In the next decade we faced the decline and death of three of our four parents, and moved to a new country, giving up our home, rural life, and many of our possessions. My fifties were about actual illness, loss, death, personal change and upheaval -- but they were also about writing a book, the internet, blogging, and a whole new realm of possibilities for sharing one's creative life.
That period of time has resulted in a new home, new friends, a large body of work, a new publishing business, and new responsibilities and challenges (the choir, the contemplative group I facilitate, bilingualism, travel to different places.) These years have felt chaotic and difficult but also richly rewarding, and probably represent the greatest period of change and growth in my life.
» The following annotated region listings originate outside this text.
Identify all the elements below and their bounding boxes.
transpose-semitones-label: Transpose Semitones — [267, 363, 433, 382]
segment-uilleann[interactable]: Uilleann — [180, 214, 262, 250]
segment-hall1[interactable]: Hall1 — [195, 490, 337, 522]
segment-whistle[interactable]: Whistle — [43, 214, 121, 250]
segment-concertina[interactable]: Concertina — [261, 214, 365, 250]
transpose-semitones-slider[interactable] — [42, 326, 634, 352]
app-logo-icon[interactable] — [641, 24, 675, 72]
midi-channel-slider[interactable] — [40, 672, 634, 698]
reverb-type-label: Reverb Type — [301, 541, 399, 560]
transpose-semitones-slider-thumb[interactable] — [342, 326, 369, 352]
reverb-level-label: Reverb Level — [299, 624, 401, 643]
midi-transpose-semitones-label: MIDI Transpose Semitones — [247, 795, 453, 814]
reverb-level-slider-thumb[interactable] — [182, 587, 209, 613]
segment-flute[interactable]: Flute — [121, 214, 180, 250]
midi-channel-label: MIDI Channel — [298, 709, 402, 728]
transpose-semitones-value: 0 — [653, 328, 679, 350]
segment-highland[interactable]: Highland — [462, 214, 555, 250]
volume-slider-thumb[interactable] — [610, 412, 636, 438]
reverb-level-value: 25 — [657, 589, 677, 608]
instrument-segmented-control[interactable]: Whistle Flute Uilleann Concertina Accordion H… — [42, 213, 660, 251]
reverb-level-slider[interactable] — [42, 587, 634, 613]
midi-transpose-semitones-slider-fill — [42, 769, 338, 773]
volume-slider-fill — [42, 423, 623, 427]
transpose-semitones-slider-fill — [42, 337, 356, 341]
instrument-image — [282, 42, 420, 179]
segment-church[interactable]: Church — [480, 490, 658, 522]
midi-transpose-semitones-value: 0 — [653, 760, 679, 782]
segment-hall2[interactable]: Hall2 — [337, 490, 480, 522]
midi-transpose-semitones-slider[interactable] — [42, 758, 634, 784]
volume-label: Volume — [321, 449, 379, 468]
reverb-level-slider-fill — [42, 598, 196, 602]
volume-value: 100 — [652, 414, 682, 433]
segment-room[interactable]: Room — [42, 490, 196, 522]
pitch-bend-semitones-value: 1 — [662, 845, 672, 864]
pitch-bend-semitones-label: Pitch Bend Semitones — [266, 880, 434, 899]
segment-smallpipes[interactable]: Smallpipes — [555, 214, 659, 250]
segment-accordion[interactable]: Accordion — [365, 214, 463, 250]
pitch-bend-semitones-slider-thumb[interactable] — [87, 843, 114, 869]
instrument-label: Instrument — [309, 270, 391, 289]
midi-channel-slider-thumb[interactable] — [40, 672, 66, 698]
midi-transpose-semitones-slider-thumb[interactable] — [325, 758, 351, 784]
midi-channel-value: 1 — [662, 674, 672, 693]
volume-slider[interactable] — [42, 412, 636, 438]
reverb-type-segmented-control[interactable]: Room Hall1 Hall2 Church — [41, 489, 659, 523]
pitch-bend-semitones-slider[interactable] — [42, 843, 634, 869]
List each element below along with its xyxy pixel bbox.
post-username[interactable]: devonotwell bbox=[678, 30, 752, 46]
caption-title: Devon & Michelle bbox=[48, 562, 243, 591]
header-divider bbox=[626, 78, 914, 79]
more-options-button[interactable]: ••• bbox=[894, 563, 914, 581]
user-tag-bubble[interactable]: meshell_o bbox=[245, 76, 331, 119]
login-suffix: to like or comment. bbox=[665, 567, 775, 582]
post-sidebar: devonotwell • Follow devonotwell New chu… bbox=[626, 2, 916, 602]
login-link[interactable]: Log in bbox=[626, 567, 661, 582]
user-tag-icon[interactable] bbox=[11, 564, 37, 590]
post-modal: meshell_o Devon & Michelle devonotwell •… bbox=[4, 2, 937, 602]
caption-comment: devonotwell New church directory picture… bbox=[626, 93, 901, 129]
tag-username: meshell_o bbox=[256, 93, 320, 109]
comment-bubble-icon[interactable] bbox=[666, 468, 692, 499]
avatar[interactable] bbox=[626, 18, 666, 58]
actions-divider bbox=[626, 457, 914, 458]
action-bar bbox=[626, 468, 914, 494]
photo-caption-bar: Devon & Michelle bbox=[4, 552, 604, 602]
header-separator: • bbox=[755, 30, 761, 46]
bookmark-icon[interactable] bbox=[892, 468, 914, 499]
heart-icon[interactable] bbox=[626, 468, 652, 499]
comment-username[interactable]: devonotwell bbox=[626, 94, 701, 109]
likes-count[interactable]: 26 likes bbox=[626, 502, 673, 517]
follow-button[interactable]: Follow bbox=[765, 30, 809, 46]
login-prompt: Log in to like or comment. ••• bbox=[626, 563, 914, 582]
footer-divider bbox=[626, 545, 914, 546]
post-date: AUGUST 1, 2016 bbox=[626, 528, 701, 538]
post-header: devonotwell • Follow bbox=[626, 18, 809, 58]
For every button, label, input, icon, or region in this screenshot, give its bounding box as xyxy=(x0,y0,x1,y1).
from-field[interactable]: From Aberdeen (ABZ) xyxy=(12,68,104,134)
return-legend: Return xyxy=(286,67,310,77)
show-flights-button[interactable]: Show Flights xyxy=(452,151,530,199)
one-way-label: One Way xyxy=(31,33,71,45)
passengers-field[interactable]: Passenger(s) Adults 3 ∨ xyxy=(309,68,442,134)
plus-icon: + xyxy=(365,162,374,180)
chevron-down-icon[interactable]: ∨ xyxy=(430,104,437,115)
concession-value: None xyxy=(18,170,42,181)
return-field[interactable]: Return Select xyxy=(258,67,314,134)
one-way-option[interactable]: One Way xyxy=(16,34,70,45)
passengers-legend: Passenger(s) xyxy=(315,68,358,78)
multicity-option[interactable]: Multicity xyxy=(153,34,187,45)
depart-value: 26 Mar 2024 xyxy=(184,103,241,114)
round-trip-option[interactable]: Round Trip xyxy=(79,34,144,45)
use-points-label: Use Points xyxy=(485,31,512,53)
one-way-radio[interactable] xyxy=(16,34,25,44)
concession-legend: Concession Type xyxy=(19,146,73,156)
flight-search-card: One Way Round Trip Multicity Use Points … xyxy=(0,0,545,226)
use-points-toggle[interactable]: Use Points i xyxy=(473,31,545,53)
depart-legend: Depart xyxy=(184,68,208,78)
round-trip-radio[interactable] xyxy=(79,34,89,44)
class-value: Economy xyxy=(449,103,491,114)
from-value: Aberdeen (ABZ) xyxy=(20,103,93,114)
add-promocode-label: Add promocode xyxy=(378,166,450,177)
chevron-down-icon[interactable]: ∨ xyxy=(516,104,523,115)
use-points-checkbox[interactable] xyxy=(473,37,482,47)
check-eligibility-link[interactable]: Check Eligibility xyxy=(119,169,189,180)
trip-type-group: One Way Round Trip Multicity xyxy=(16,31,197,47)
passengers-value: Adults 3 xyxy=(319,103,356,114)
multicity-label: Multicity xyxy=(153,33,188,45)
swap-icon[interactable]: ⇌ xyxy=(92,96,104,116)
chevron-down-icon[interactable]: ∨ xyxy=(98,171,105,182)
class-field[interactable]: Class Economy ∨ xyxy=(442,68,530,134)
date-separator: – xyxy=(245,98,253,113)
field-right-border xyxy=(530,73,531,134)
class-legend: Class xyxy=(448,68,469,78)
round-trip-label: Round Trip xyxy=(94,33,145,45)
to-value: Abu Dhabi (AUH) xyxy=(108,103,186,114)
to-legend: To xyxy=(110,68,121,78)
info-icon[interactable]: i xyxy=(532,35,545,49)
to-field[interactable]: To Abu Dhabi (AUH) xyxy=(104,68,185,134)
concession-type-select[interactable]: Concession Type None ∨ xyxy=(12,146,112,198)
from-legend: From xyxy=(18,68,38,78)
It's only in the last two years that I've felt like I was actually settling in up here, feeling pretty comfortable and relatively adjusted to urban life in a foreign place - which Quebec really is - where I will never fully "belong" and have to find that sense of home within myself, instead.
And now I feel the ground shifting yet again, two years into my sixties...
(to be continued)
at 63 I know there are changes coming whether we plan it or not. With 2 elderly parents living with us (in a separate building) there is a good chance the best thing for us will be to move when they are gone. And that will be a huge change since we have been here for almost 40 years.
best wishes for your changes ahead...
Posted by: Sharyn | March 15, 2015 at 05:04 PM
A beautiful quilt in the making, and a beautiful summation of your life's many phases. May the next one be even more rewarding and rich, Beth.
Posted by: Marja-Leena | March 15, 2015 at 05:57 PM
Thank you for your close observation. The adults I knew growing up seemed so "settled", so stable, and now I suspect they experienced both orders of change of which you write. Moving here has put more change in my life than I thought, yet I moved here for that. Looking forward to your continuing exploration, reflected in the beauty of what you're creating.
Posted by: Duchesse | March 15, 2015 at 09:30 PM
I think I got to read this just when I needed to. Thank you for sharing these thoughts.
Posted by: Priya Sebastian | March 16, 2015 at 12:29 AM
I know what you mean, Beth. My life moves in cycles too, though not as defined as yours. You express the changes well. I hope your next phase will be everything you hope it will be.